The tests and the build
The concept of having extensive tests as part of the build is not flawed. This is actually what the build is for. What is flawed is to have tests “that fail frequently but intermittently.” A test—no matter if it’s a unit test which executes a one-line method which does some elementary stuff and asserts that the result is equal to a given value, or if it’s a system test which relies on dozens of different components, everyone of which can fail—has its value only when green indicates success and red indicates failure. If the test randomly fails, this random characteristic makes it not just useless, but harmful: harmful because your team will mistrust the build.
— Hey, I think we shouldn’t push this hotfix to production, because our build is red.

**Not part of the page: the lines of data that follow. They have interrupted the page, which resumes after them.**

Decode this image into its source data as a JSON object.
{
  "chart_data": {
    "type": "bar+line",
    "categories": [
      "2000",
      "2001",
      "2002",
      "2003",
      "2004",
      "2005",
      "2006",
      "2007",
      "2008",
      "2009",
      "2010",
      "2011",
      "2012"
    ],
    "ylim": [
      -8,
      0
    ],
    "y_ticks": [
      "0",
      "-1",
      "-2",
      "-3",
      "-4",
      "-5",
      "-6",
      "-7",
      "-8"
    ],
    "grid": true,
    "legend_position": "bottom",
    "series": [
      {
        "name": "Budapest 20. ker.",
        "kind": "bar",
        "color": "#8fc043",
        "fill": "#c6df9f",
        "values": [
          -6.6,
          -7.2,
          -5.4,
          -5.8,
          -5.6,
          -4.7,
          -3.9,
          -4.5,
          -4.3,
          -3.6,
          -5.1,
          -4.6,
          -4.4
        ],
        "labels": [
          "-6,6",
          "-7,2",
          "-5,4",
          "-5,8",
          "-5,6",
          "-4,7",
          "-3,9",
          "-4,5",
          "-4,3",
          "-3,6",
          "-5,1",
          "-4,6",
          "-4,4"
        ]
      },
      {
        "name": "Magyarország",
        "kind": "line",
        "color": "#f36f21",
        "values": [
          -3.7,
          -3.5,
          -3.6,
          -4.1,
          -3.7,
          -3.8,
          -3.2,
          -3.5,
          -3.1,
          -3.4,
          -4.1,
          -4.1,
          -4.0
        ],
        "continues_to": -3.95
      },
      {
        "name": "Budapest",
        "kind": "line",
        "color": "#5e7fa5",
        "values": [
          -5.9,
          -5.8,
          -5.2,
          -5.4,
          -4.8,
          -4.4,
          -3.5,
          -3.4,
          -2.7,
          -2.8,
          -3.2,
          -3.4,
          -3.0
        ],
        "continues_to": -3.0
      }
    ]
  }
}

— Oh, come on, it’s probably some flaky test, as usual. Just push it to production manually.
And then you spend the next four hours trying to undo the catastrophic consequences of what could be avoided by just looking at the build.
If you remove the tests from the build, then why having those tests in the first place? Imagine you run them by hand once per day (and you run them several times, since they a flaky). One of the tests appears to be consistently red. What now? How would you find which one of today’s fifty commits broke the test? And how do you expect a developer who actually broke something to remember exactly what he was working on yesterday?
Flakiness in tests
Flakiness can come from several sources:
Individual components in a system fail. For instance, it happens that when under heavy load, one system makes another system fail, given that both systems are third-party (and you can’t change them), and you configured them correctly.
If this is the reason of a failure, it may indicate that your product doesn’t cope well with failures coming from outside. The solution would be to make it more robust. There are plenty of different cases, and plenty of different solutions, such as failover, retry policies, etc.
A system fails because of the interactions with the outside world. Imagine that the system tests run on an infrastructure which is also used by three other products. It may happen that when another team is running stress tests, the network becomes so slow that your tests simply fail because the parts of your product timeout on most basic things, such as waiting for a response from the database.
In this case, the solution is to put more isolation, such as move to a dedicated infrastructure, or set up quotas to guarantee that every project will have enough computing, network and memory resources, no matter how other teams are using the infrastructure.
A test fails because of the complexity of the system itself, or because the test platform is unreliable. I’ve seen this on several web projects, with tests running through an emulated browser. The complexity of the product itself meant that occasionally, an element wouldn’t be shown on a page as fast as needed, and even more worrisome, sometimes a test would simply misbehave for no apparent reason.
If this is what you have, you might move to a better testing platform, as well as try to simply as much as possible to product itself.